Editôt ou éditard... (154)

Pendant que les Turcs, toujours pris en otages par leur président Erdogan, brute qui privilégie le meurtre des seuls alliés locaux et les plus efficaces contre l'état islamique au combat contre les ennemis de la coalition, en l'occurrence le même état islamique, leurs voisins grecs signent un accord qui leur destine un nouveau prêt de plus de 85 milliards d'euros qu'ils ne rembourseront jamais comme de bien entendu. Durant le même temps, les Japonais, majoritairement contre la reprise du nucléaire dan leur pays se font flouer par leur gouvernement qui remet en fonctionnement un des deux réacteurs de la centrale Sendai. Quel point commun se cache entre ces faits apparemment différents ?
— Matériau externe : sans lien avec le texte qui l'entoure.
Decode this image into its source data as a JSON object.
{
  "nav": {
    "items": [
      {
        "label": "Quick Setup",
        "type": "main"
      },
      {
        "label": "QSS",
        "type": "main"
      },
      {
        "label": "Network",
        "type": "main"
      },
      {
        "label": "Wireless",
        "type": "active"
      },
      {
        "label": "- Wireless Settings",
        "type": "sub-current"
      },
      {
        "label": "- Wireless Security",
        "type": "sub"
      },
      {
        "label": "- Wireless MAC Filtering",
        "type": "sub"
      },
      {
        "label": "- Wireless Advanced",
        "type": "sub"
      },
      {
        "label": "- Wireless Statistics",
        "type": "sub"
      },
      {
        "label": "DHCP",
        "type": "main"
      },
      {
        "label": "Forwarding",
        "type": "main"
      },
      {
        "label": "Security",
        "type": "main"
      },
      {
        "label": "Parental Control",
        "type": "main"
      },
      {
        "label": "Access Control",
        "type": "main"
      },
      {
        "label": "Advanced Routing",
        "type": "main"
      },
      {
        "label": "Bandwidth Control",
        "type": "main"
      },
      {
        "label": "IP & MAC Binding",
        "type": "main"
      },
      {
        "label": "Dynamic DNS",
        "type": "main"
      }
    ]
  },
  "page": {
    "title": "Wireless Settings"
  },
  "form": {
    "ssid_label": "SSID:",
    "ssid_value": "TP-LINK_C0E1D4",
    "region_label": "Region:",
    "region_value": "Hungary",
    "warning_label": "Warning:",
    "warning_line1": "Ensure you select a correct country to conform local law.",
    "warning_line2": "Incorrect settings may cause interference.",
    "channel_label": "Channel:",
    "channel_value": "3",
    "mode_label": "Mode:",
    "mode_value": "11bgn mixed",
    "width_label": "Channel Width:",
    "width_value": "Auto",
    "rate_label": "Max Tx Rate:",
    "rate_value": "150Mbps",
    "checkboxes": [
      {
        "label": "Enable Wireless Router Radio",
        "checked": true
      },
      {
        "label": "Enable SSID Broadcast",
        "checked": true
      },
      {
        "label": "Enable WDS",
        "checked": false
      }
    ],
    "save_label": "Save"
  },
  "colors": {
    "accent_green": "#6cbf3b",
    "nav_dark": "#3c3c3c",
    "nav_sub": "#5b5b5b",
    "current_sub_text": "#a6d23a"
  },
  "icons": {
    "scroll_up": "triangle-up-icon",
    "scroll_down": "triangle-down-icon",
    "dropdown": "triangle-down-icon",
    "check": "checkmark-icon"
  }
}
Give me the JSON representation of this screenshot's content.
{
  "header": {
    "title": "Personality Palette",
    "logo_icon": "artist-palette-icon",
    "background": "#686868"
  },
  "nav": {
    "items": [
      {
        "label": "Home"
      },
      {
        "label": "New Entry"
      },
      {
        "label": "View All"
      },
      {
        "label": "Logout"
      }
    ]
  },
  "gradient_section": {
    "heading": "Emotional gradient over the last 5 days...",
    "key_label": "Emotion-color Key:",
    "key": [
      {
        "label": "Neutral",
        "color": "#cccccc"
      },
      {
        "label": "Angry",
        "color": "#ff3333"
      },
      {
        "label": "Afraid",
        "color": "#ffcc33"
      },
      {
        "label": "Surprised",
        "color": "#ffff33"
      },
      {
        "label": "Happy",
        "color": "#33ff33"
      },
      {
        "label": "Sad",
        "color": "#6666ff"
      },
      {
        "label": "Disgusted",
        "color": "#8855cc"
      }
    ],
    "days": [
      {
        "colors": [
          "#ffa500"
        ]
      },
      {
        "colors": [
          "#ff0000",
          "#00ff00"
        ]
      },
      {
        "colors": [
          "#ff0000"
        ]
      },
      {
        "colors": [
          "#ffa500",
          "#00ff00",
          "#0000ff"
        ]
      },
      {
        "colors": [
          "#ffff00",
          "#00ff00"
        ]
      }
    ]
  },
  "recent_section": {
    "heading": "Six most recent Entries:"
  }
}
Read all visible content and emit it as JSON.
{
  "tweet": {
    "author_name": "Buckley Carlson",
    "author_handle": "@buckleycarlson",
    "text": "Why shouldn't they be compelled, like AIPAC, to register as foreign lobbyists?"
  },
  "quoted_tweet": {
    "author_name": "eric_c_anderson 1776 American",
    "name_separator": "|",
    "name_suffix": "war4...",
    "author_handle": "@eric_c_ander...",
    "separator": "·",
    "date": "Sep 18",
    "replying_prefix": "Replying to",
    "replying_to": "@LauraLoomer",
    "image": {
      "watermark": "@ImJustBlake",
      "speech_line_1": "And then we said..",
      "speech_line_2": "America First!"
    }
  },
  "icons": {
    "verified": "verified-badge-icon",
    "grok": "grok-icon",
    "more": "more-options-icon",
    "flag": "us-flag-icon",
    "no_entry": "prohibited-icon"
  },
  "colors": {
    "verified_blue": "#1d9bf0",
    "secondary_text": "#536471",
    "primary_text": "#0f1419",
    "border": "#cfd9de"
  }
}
En fait, je reviens toujours au peuple dont les gouvernement se moquent hardiment. Certains en France appellent cela de l'audace, personnellement le mot d'irrespect me semble plus adéquat à la situation. Que les Turcs profitent de la fausse naïveté des membres de la coalition qui tente de lutter contre un état islamique, que certains des membres de cette même coalition financent et aident subrepticement, pour détruire la résistance au génocide programmé du peuple kurde par ceux-là mêmes qui font la plus grande part du travail contre l'ennemi commun ou supposé comme tel, n'est-ce pas le comble de la duperie. Nous sommes encore une fois complices de manœuvres politiciennes dont les peuples des états participant à cette coalition, qui n'est qu'une association de malfaiteurs, payeront les pots cassés. Qui s'intéresse à l'avis des peuples ? Personne ! Et parfois, le peuple lui-même ne comprend même plus la réalité de la situation, pris en étau entre la désinformation turque et celle en provenance des états occidentaux qui jouent un jeu à multiple facettes. Ici, la preuve est faite que les turcs pensent que leur gouvernement se bat pour une cause alors qu'il fait le contraire. Tromperie factuelle !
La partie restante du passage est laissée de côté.